简体   繁体   English

如何使用 BeautifulSoup 逐行打印文本?

[英]How can I print texts line by line input using BeautifulSoup?

This is part of a sample test.html file:这是示例测试的一部分test.html文件:

<html>
<body>
<div>
...
...
<table class="width-max">
            <tr>
             <td style="max-width: 300px; min-width:300px;">
              <a href="nowhere.com">
               <h2>
                <b>
                 <font size="3">
                  My College
                 </font>
                </b>
               </h2>
              </a>
              <h4>
               <font size="2">
                My Name
               </font>
               <br/>
              </h4>
              My Address
              <br/>
              My City, XY 19604
              <br/>
              My Country
              <br/>
              <br/>
              Email:
              <a href="javascript:NewWindow=window.open('nowhere.com;email=example@nowhere.edu','NewWindow','width=600,height=600,menubar=0');NewWindow.focus()">
               example@nowhere.edu
              </a>
              <br/>
              Website:
              <a href="http://www.nowhere.edu" target="newwindow">
               http://www.nowhere.edu
              </a>
              <br/>
              <br/>
              <br/>
             </td>
              ...
              ...
</table>
<hr/>
<table class="width-max">
            <tr>
             <td style="max-width: 300px; min-width:300px;">
              <a href="nowhere.com">
               <h2>
                <b>
                 <font size="3">
                  His College
                 </font>
                </b>
               </h2>
              </a>
              <h4>
               <font size="2">
                His name
               </font>
               <br/>
              </h4>
              His Address
              <br/>
              His City, YX 49506
              <br/>
              His Country
              <br/>
              <br/>
              Phone: XX-YY-ZZ
              <br/>
              Email:
              <a href="javascript:NewWindow=window.open('nowhere.com;email=example@nowhere2.edu','NewWindow','width=600,height=600,menubar=0');NewWindow.focus()">
               example@nowhere2.edu
              </a>
              <br/>
              Website:
              <a href="http://nowhere2.edu/" target="newwindow">
               http://nowhere2.edu
              </a>
              <br/>
              <br/>
              ...
              ...
</table>
...
...
</div>
</body>
</html>

The output I want:我想要的 output:

My College
My Name
My Address
My City, XY 19604
My Country
Email:
example@nowhere.edu
Website:
http://www.nowhere.edu

His College
His Name
His Address
His City, YX 49506
His Country
Phone: XX-YY-ZZ
Email:
example@nowhere2.edu
Website:
http://www.nowhere2.edu

At first I tried:起初我试过:

from bs4 import BeautifulSoup

with open('test.html', 'r') as html_file:
    soup = BeautifulSoup(html_file, 'lxml')
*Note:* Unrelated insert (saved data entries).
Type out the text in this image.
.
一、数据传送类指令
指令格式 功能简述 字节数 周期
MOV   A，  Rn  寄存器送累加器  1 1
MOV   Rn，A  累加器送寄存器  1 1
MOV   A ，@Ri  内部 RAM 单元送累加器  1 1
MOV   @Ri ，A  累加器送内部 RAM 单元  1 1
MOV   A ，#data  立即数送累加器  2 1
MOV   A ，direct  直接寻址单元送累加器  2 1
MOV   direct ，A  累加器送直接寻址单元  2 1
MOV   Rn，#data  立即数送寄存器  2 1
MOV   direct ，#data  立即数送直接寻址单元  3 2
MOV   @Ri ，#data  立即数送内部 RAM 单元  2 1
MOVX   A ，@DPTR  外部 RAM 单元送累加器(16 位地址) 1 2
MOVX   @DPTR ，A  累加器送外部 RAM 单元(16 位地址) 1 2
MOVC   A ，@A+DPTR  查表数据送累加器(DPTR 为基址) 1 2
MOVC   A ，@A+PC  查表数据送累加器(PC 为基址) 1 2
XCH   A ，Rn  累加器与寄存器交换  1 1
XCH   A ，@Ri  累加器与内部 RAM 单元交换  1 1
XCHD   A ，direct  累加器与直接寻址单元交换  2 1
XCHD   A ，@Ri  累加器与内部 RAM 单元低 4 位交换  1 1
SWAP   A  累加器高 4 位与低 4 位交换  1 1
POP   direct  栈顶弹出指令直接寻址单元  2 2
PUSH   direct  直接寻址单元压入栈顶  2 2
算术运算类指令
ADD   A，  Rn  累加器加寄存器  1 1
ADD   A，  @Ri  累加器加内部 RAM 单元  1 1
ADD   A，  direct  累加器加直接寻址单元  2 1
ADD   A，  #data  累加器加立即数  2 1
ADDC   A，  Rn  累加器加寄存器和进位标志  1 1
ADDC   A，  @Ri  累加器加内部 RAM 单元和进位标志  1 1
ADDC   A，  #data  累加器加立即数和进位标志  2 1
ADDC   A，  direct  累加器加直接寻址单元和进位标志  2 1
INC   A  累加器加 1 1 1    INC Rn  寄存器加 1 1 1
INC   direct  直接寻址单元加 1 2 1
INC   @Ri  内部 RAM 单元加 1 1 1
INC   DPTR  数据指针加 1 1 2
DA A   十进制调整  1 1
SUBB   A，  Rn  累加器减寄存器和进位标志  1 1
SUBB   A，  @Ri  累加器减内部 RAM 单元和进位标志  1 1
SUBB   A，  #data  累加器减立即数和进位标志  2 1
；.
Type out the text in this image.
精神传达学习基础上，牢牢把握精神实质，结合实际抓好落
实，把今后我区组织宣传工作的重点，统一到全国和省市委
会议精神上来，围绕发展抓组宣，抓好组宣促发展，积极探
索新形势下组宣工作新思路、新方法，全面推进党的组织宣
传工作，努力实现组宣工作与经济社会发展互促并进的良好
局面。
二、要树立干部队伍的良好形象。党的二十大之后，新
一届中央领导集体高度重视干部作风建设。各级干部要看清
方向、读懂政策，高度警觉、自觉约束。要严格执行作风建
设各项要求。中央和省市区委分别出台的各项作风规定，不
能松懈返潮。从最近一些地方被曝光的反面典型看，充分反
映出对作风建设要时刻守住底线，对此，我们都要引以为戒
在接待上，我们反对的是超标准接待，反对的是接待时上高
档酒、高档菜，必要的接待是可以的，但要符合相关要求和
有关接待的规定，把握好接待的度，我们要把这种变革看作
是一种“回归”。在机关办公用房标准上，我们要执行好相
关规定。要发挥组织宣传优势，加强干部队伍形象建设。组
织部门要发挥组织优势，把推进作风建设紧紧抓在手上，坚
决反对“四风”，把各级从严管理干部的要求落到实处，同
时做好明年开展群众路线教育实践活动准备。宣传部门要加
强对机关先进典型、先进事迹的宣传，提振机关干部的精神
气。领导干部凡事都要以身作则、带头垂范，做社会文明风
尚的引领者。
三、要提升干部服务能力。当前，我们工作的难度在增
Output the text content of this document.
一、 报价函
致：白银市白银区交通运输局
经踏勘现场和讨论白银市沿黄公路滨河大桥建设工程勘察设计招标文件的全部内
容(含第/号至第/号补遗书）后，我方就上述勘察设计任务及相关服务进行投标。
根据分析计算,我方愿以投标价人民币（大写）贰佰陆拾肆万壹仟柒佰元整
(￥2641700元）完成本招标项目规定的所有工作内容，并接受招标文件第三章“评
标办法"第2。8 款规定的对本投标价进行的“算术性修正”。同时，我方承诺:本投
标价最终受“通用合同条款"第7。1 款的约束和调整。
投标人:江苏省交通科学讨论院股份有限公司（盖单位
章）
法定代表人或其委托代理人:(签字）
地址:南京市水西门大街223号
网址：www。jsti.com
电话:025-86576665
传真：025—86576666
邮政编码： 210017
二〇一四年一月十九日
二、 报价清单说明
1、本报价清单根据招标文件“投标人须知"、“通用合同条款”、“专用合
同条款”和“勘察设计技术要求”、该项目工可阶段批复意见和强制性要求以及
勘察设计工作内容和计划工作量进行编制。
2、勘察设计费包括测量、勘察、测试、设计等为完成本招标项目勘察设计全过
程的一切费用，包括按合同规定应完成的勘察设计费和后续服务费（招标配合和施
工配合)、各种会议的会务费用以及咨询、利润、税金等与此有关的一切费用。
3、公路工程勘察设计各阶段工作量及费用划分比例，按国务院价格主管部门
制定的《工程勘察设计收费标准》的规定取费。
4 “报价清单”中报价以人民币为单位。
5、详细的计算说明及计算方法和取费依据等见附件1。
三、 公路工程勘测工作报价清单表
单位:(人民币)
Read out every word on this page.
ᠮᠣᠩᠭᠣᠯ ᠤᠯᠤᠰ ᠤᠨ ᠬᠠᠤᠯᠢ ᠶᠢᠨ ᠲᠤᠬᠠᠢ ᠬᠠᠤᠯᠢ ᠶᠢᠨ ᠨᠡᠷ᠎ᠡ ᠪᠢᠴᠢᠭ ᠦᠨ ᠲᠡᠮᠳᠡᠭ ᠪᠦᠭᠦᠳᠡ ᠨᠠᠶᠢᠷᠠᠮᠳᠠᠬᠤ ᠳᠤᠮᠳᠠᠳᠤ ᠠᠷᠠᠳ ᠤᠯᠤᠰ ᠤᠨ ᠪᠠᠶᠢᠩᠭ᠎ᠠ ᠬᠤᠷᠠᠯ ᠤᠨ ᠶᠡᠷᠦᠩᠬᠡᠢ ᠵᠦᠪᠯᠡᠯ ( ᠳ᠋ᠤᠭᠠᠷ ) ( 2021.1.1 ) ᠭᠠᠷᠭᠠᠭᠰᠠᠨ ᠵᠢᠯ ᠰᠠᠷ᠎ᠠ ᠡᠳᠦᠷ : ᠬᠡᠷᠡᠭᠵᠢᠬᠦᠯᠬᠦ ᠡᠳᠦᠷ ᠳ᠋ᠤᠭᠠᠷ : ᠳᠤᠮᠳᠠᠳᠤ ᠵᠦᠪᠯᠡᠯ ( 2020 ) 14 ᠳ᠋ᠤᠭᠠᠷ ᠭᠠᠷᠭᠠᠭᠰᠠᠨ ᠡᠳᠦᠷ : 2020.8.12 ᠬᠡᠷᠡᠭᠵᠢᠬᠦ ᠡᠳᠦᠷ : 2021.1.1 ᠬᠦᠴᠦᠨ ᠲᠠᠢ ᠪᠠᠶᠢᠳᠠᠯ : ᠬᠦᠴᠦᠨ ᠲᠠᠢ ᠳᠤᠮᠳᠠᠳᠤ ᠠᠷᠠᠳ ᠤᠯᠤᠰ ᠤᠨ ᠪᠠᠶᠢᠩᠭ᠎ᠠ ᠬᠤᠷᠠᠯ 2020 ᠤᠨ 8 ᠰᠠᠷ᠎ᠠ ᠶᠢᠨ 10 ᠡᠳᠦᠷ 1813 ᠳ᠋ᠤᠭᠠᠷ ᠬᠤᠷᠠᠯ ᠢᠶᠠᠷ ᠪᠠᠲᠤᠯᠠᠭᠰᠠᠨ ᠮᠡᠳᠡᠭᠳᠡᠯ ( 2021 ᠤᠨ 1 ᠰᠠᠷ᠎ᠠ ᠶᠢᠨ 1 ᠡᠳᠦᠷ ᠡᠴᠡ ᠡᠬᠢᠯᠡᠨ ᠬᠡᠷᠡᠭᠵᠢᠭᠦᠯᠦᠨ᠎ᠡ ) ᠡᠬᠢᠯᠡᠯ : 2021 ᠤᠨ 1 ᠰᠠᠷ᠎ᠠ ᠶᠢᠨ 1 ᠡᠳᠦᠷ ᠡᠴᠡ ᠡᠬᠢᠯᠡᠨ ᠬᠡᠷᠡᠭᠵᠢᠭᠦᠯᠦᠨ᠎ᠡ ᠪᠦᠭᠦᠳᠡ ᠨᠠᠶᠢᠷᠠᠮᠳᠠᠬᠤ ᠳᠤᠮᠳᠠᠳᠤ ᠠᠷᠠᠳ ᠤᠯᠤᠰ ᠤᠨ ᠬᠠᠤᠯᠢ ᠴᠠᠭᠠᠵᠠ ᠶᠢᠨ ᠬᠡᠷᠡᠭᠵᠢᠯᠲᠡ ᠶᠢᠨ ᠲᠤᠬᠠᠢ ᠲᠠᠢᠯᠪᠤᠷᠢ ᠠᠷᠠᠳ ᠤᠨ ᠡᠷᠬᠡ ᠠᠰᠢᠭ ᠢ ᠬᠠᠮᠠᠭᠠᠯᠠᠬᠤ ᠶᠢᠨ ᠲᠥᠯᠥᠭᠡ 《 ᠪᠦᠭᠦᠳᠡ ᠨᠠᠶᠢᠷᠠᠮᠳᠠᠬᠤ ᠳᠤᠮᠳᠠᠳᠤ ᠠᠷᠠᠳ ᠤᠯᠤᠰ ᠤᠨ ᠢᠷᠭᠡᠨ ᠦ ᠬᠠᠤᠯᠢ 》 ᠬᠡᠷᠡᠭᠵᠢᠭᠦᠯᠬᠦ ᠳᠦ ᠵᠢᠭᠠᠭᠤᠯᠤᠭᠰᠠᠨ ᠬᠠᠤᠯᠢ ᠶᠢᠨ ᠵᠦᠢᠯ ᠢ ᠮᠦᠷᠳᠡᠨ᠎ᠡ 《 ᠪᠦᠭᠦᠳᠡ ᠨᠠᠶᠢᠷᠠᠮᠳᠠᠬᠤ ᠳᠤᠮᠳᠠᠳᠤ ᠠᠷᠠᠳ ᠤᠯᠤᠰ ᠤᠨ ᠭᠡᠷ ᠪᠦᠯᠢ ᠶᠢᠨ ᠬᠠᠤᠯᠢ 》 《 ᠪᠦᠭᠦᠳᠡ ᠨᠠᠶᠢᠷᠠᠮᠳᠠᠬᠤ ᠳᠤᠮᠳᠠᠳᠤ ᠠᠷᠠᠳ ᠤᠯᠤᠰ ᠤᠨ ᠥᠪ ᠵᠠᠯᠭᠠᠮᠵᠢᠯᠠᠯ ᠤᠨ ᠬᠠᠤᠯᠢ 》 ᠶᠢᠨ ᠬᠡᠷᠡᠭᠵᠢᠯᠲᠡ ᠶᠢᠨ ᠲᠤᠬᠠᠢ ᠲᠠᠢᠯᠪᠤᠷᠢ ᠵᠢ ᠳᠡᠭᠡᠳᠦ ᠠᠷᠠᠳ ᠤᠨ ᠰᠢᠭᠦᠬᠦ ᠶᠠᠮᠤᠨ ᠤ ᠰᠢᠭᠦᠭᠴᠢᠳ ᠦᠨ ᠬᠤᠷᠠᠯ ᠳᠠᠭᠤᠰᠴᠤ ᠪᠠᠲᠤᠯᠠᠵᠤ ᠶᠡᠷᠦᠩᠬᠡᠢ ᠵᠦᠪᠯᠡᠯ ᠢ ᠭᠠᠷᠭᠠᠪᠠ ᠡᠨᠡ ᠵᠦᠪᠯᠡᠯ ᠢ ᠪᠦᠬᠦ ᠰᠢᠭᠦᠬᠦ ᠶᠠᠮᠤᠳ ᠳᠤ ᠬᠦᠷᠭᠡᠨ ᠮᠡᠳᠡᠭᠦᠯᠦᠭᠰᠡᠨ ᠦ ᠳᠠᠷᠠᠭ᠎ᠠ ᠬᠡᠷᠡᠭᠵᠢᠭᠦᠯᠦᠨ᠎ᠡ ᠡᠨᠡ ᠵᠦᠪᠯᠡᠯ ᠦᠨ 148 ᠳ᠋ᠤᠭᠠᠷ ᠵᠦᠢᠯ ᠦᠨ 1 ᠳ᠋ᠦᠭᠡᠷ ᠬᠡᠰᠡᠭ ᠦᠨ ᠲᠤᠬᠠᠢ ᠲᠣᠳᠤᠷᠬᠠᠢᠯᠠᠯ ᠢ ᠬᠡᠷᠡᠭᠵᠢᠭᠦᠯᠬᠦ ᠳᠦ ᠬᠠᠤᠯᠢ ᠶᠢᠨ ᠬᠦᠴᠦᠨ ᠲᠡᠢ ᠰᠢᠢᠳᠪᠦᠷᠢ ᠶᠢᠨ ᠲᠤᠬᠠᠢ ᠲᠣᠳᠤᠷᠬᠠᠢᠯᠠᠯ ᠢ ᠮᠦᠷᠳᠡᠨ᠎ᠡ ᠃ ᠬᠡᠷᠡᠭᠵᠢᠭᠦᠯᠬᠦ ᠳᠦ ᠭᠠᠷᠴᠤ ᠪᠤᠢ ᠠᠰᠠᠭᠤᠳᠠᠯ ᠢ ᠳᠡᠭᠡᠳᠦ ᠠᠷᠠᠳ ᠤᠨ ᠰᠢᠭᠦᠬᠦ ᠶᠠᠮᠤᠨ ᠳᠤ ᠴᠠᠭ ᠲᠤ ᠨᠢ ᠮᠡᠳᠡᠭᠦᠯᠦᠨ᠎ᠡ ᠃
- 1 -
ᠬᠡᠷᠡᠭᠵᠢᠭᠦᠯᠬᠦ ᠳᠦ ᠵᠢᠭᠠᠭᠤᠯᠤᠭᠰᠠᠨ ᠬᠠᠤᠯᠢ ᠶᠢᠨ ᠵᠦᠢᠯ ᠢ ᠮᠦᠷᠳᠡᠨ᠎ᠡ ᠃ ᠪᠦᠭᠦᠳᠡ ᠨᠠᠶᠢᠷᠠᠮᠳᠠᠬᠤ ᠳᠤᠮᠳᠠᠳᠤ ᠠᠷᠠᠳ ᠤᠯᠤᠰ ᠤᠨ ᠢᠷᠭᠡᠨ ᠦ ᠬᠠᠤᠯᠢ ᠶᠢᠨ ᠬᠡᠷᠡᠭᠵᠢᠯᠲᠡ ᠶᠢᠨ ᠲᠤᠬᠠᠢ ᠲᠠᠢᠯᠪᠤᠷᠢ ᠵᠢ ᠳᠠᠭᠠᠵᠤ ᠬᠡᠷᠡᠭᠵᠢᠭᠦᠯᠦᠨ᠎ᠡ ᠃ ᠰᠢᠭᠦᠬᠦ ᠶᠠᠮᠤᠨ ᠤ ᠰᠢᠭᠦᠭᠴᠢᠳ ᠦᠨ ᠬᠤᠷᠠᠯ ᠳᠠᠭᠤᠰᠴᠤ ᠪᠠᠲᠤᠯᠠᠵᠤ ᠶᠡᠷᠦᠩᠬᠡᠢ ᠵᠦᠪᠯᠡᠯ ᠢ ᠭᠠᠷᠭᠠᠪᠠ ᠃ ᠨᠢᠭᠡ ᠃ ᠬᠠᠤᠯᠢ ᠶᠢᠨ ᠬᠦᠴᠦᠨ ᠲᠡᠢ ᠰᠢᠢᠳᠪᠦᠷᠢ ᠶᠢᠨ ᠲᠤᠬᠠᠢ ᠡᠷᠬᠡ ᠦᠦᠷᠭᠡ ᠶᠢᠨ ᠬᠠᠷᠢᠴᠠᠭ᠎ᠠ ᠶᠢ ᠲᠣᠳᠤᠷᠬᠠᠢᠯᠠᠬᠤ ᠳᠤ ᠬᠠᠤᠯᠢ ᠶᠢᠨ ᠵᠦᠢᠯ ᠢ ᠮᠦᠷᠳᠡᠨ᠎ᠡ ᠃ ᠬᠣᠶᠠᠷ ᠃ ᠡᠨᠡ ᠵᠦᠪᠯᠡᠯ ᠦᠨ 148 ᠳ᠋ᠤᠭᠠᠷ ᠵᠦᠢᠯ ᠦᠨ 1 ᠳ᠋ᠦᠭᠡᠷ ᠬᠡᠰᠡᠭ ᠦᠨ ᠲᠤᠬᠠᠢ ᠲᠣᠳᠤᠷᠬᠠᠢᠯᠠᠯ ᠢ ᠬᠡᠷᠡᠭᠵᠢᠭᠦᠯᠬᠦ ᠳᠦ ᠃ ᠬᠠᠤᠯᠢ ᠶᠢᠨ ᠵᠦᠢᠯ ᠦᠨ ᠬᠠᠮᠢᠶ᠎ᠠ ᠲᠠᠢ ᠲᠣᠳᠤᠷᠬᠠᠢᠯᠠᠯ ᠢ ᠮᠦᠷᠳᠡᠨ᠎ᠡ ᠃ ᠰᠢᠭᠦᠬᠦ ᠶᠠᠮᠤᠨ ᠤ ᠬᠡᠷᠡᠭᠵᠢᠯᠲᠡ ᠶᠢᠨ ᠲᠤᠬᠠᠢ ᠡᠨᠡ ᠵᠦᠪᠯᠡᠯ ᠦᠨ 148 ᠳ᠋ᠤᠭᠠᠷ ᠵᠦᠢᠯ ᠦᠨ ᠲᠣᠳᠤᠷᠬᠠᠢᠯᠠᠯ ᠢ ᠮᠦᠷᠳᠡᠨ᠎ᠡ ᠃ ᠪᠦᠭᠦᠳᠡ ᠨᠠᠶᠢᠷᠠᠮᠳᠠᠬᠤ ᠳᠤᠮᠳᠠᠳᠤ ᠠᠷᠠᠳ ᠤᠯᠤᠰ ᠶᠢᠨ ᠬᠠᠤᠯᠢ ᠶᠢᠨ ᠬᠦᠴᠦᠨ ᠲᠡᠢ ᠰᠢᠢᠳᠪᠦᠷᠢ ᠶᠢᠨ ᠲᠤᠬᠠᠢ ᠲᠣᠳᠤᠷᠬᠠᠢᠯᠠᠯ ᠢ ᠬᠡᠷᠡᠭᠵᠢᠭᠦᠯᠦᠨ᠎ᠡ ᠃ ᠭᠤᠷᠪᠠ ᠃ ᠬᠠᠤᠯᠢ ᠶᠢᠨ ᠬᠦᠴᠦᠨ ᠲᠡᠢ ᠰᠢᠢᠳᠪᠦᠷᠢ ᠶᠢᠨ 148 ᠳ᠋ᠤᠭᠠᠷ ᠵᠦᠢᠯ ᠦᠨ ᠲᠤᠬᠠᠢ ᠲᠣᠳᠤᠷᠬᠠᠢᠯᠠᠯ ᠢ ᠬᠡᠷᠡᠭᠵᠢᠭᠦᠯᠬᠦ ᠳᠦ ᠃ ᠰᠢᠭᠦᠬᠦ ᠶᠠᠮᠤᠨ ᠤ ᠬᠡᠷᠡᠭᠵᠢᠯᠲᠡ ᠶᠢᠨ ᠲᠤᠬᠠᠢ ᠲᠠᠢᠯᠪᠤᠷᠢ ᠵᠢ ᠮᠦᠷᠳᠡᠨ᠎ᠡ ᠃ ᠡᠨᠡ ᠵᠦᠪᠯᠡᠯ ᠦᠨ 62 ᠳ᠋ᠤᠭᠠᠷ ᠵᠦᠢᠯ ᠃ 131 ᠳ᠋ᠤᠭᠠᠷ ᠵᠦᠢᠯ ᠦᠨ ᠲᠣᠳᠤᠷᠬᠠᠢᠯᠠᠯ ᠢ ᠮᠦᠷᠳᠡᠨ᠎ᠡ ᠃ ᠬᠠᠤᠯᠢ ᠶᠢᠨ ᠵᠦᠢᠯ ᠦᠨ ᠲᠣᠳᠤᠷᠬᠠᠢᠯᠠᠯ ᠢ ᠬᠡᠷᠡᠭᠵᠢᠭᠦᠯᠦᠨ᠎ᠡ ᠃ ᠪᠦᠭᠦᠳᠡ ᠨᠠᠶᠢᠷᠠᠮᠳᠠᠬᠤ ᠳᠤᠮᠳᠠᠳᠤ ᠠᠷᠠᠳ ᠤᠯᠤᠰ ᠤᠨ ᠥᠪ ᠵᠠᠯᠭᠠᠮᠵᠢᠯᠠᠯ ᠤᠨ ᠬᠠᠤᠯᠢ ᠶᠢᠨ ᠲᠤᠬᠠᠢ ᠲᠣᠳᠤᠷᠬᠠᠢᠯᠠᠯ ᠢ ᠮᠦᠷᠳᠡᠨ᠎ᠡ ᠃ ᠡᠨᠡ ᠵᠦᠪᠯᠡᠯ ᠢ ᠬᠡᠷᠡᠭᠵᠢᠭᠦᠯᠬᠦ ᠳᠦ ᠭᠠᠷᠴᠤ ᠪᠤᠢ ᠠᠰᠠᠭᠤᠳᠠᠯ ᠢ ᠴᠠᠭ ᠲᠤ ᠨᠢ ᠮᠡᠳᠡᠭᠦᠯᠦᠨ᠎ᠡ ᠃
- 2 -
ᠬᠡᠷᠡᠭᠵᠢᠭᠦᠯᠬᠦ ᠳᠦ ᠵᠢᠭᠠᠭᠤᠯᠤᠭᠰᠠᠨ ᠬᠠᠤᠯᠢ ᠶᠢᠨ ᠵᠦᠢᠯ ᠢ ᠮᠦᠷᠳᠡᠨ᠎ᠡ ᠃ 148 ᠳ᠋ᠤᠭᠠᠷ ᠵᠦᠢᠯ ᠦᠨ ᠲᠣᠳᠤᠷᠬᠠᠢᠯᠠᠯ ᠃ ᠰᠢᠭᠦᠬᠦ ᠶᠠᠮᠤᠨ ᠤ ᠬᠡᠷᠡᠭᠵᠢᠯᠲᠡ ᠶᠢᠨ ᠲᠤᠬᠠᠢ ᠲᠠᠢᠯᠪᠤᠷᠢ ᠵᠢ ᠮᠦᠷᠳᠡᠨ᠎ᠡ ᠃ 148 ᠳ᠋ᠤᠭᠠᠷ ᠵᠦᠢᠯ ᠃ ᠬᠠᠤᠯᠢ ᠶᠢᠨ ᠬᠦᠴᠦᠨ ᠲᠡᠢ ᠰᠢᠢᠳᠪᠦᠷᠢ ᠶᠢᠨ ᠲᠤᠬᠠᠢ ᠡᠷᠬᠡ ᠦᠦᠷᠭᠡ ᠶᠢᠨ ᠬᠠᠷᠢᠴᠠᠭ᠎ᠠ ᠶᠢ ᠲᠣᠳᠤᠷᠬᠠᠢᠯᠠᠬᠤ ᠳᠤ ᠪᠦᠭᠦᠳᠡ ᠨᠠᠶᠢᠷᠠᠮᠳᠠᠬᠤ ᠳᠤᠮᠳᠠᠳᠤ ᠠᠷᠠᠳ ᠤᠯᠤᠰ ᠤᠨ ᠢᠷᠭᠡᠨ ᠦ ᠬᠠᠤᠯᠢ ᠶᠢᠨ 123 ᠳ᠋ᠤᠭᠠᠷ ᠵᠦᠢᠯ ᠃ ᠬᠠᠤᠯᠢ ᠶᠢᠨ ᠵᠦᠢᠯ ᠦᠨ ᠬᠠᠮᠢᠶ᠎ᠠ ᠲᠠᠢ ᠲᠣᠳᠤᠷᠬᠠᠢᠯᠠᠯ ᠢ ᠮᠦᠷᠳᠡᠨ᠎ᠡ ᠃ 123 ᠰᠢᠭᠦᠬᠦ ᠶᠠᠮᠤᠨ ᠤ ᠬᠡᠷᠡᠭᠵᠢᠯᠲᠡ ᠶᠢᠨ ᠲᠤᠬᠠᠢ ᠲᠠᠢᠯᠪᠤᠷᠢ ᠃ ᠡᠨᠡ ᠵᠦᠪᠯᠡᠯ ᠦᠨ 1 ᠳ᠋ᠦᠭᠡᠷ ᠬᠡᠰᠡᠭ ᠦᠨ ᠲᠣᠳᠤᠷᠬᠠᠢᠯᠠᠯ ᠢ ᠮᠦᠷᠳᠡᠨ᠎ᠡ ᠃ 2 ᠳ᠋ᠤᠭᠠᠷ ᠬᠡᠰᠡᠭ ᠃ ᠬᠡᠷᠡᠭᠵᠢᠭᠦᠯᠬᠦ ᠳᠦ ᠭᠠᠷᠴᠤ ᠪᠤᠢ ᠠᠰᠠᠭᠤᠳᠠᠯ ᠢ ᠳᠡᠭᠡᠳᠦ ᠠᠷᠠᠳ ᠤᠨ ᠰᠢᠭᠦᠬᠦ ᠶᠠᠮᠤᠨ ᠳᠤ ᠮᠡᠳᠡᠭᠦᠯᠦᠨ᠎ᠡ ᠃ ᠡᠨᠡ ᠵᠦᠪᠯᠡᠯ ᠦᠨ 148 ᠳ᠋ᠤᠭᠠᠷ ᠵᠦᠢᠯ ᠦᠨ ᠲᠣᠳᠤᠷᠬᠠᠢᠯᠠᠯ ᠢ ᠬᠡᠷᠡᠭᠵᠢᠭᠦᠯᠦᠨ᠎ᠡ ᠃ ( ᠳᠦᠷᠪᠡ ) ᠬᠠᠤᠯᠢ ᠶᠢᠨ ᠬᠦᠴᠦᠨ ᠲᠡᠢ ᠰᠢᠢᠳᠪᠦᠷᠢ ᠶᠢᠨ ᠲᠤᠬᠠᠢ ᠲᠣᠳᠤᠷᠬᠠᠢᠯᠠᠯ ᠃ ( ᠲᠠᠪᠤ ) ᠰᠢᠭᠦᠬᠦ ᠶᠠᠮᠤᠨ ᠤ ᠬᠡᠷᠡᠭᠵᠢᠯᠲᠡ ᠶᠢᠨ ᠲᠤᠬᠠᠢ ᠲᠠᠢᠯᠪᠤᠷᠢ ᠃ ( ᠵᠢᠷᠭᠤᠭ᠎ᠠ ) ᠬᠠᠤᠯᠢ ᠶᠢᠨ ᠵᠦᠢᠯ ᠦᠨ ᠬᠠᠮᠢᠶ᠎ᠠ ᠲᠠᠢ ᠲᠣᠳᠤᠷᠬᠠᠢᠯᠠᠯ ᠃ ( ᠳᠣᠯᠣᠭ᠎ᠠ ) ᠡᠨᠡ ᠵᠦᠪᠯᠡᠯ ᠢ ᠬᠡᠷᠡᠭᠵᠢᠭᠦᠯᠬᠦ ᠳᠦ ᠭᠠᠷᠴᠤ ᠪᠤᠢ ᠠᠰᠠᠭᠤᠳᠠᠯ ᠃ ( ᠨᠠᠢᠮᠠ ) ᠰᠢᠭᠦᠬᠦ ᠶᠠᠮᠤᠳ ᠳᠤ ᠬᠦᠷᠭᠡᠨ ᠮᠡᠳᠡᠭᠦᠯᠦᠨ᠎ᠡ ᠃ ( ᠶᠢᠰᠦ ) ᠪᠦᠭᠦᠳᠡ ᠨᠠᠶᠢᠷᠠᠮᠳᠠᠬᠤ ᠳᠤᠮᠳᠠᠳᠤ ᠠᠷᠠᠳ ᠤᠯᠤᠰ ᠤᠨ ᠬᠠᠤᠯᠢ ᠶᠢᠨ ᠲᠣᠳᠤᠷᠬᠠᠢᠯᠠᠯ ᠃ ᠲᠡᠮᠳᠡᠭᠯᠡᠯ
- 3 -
    tables = soup.find_all('table', class_='width-max')

    for table in tables:
        print(table.get_text())

It prints the texts in new lines but produces bunch of blank lines and white spaces :它以新行打印文本,但会产生一堆blank lineswhite spaces



         My College

      My Name
...

Then I tried:然后我尝试了:

from bs4 import BeautifulSoup

with open('test.html', 'r') as html_file:
    soup = BeautifulSoup(html_file, 'lxml')
    tables = soup.find_all('table', class_='width-max')

    for table in tables:
        texts = ' '.join(table.text.split())
        print(texts)

It removes the blank lines and white spaces but combines all the texts in a single line:它删除了blank lineswhite spaces ,但将所有文本组合在一行中:

My College My Name My Address ... ... http://www.nowhere2.edu

Finally I tried using strip() stripped_strings() method and I also tried to replace <br> with \n using replace_with() method.最后我尝试使用strip() stripped_strings()方法,我还尝试使用replace_with()方法将<br>替换为\n But I am not yet successful to print out the exact output.但我还没有成功打印出确切的 output。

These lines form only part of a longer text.